The problem, and the risks, lie with our private debt.
Soaring houses prices lifted mortgage debt to eye-watering levels in the past decade.
Sotoo the dairy boom saw agricultural land prices rise and concerns about farm debt grow.
Commercial property – especially accommodation, hospitality, retail, and some office properties – accounts for around $40 billion, or 8 per cent of total bank lending.
But for all that the latest RBNZ Financial Stability Report was broadly reassuring about the ability of our banks to cope.
It expects they can afford to keep lending through the downturn.
That's good news because now is not the time for Kiwis to panic and put wallets away with a view to industriously paying down debt.
The past few years were the time for that and thankfully we did make some small progress - at least reducing the rate at which debt levels were rising.
The RBNZ now describes the New Zealand financial system as "well positioned" to weather the Covid-19 pandemic with good "capital and liquidity buffers."
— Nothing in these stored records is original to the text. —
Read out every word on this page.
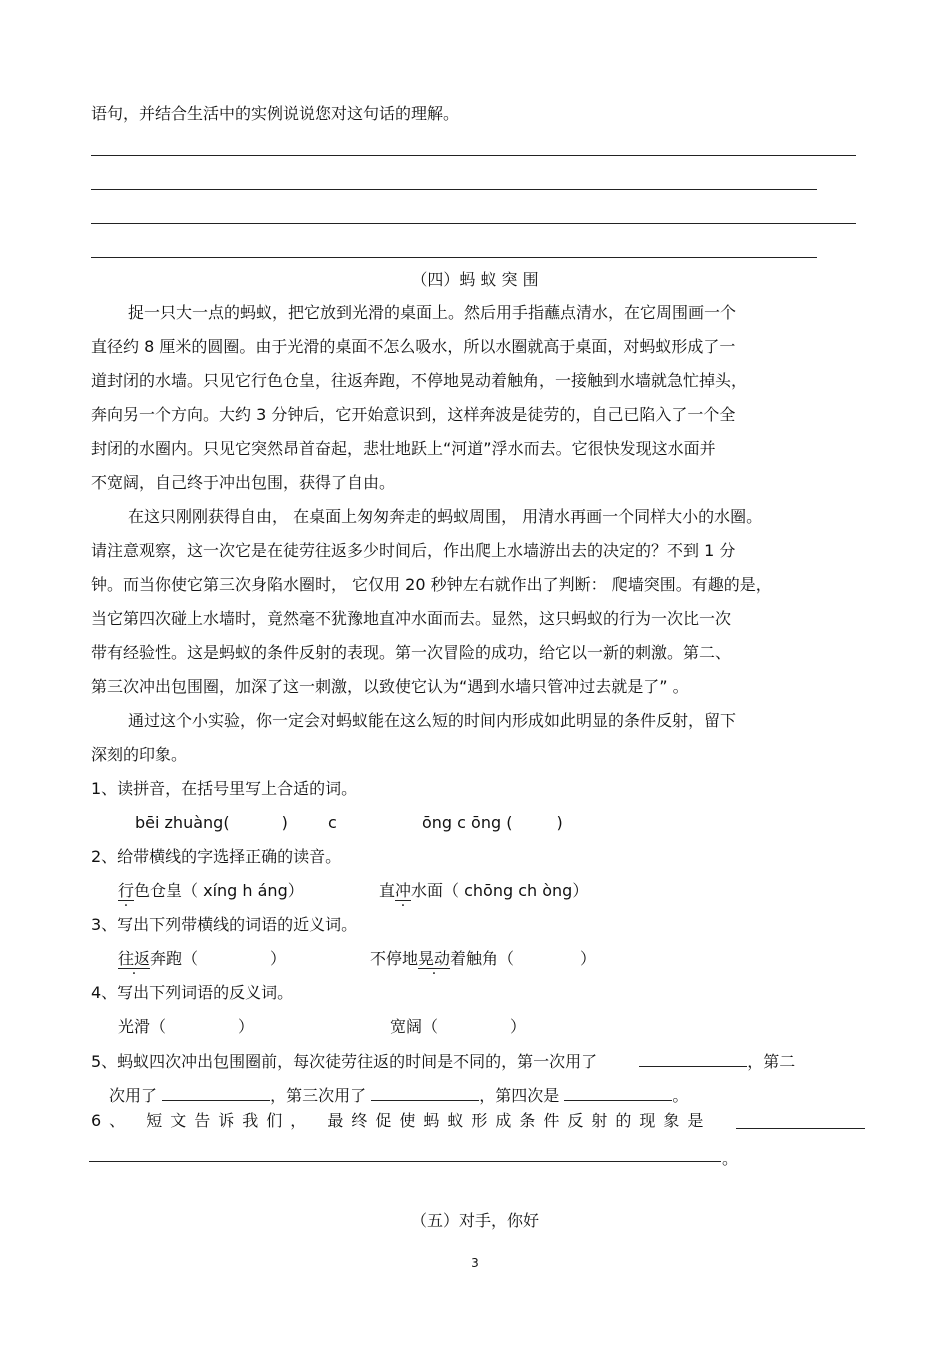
语句，并结合生活中的实例说说您对这句话的理解。
（四）蚂 蚁 突 围
捉一只大一点的蚂蚁，把它放到光滑的桌面上。然后用手指蘸点清水，在它周围画一个
直径约 8 厘米的圆圈。由于光滑的桌面不怎么吸水，所以水圈就高于桌面，对蚂蚁形成了一
道封闭的水墙。只见它行色仓皇，往返奔跑，不停地晃动着触角，一接触到水墙就急忙掉头，
奔向另一个方向。大约 3 分钟后，它开始意识到，这样奔波是徒劳的，自己已陷入了一个全
封闭的水圈内。只见它突然昂首奋起，悲壮地跃上“河道”浮水而去。它很快发现这水面并
不宽阔，自己终于冲出包围，获得了自由。
在这只刚刚获得自由， 在桌面上匆匆奔走的蚂蚁周围， 用清水再画一个同样大小的水圈。
请注意观察，这一次它是在徒劳往返多少时间后，作出爬上水墙游出去的决定的？不到 1 分
钟。而当你使它第三次身陷水圈时， 它仅用 20 秒钟左右就作出了判断： 爬墙突围。有趣的是，
当它第四次碰上水墙时，竟然毫不犹豫地直冲水面而去。显然，这只蚂蚁的行为一次比一次
带有经验性。这是蚂蚁的条件反射的表现。第一次冒险的成功，给它以一新的刺激。第二、
第三次冲出包围圈，加深了这一刺激，以致使它认为“遇到水墙只管冲过去就是了” 。
通过这个小实验，你一定会对蚂蚁能在这么短的时间内形成如此明显的条件反射，留下
深刻的印象。
1、读拼音，在括号里写上合适的词。
bēi zhuàng(	)	c	ōng c ōng (	)
2、给带横线的字选择正确的读音。
行色仓皇（ xíng h áng）	直冲水面（ chōng ch òng）
3、写出下列带横线的词语的近义词。
往返奔跑（	）	不停地晃动着触角（	）
4、写出下列词语的反义词。
光滑（	）	宽阔（	）
5、蚂蚁四次冲出包围圈前，每次徒劳往返的时间是不同的，第一次用了	，第二
次用了	，第三次用了	，第四次是	。
6、 短文告诉我们， 最终促使蚂蚁形成条件反射的现象是
。
（五）对手，你好
3
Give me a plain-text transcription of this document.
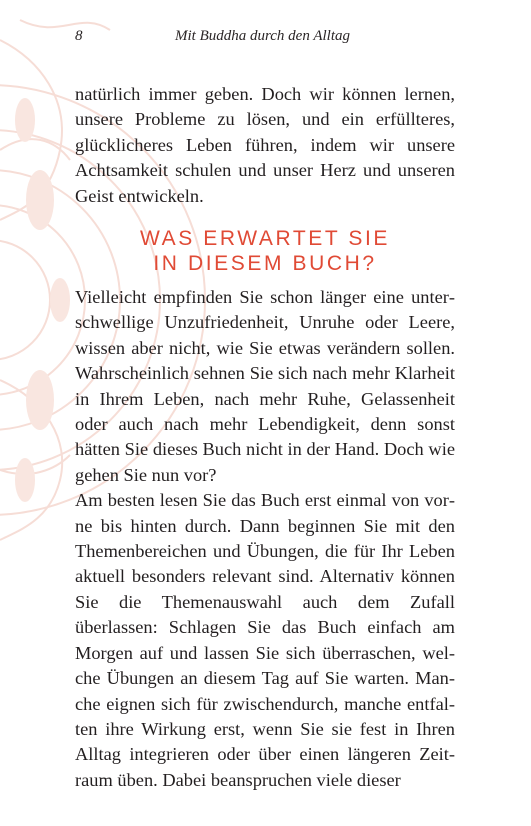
8	Mit Buddha durch den Alltag

natürlich immer geben. Doch wir können lernen, unsere Probleme zu lösen, und ein erfüllteres, glücklicheres Leben führen, indem wir unsere Achtsamkeit schulen und unser Herz und unseren Geist entwickeln.

WAS ERWARTET SIE
IN DIESEM BUCH?

Vielleicht empfinden Sie schon länger eine unterschwellige Unzufriedenheit, Unruhe oder Leere, wissen aber nicht, wie Sie etwas verändern sollen. Wahrscheinlich sehnen Sie sich nach mehr Klarheit in Ihrem Leben, nach mehr Ruhe, Gelassenheit oder auch nach mehr Lebendigkeit, denn sonst hätten Sie dieses Buch nicht in der Hand. Doch wie gehen Sie nun vor?

Am besten lesen Sie das Buch erst einmal von vorne bis hinten durch. Dann beginnen Sie mit den Themenbereichen und Übungen, die für Ihr Leben aktuell besonders relevant sind. Alternativ können Sie die Themenauswahl auch dem Zufall überlassen: Schlagen Sie das Buch einfach am Morgen auf und lassen Sie sich überraschen, welche Übungen an diesem Tag auf Sie warten. Manche eignen sich für zwischendurch, manche entfalten ihre Wirkung erst, wenn Sie sie fest in Ihren Alltag integrieren oder über einen längeren Zeitraum üben. Dabei beanspruchen viele dieser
In fact it estimates that unemployment would have to rise by 18 per cent and house prices would have to plunge by almost 50 per cent before New Zealand's banks would require radical action like new capital raising.
But the RBNZ doesn't sugarcoat the damage the pandemic will do to our economy.
It is projecting a sharp decline of 10 per cent for annual GDP in 2020 - the largest fall in at least 160 years.
The associated losses in income will cause financial distress for a significant number of households and businesses, it says.
"Households face income shocks through two key channels: An increase in unemployment from redundancies and business failures in sectors most directly affected by Covid-19; and reductions in pay as firms across a range of sectors look to offset pressures they face during the period of reduced revenue."
So what next?
For better or for worse, rates of bank lending look set to fall.
As optimistic as the RBNZ is about the long-term health of the banks, the immediate prospect of lower profits will result in more conservative behaviour.
House prices are also expected to dip by as much as 10 per cent, so the amount people need to borrow should also fall - or at least rise less slowly.
That means some rebalancing of private debt levels - as we saw after the global financial crisis (GFC) - is inevitable.
We should be thankful that rebalancing looks likely to be an orderly affair, supported by both monetary and fiscal policy.
That will hopefully allow those who don't lose their jobs, or see their businesses fail, to keep spending and provide the economy with some much-needed stimulus.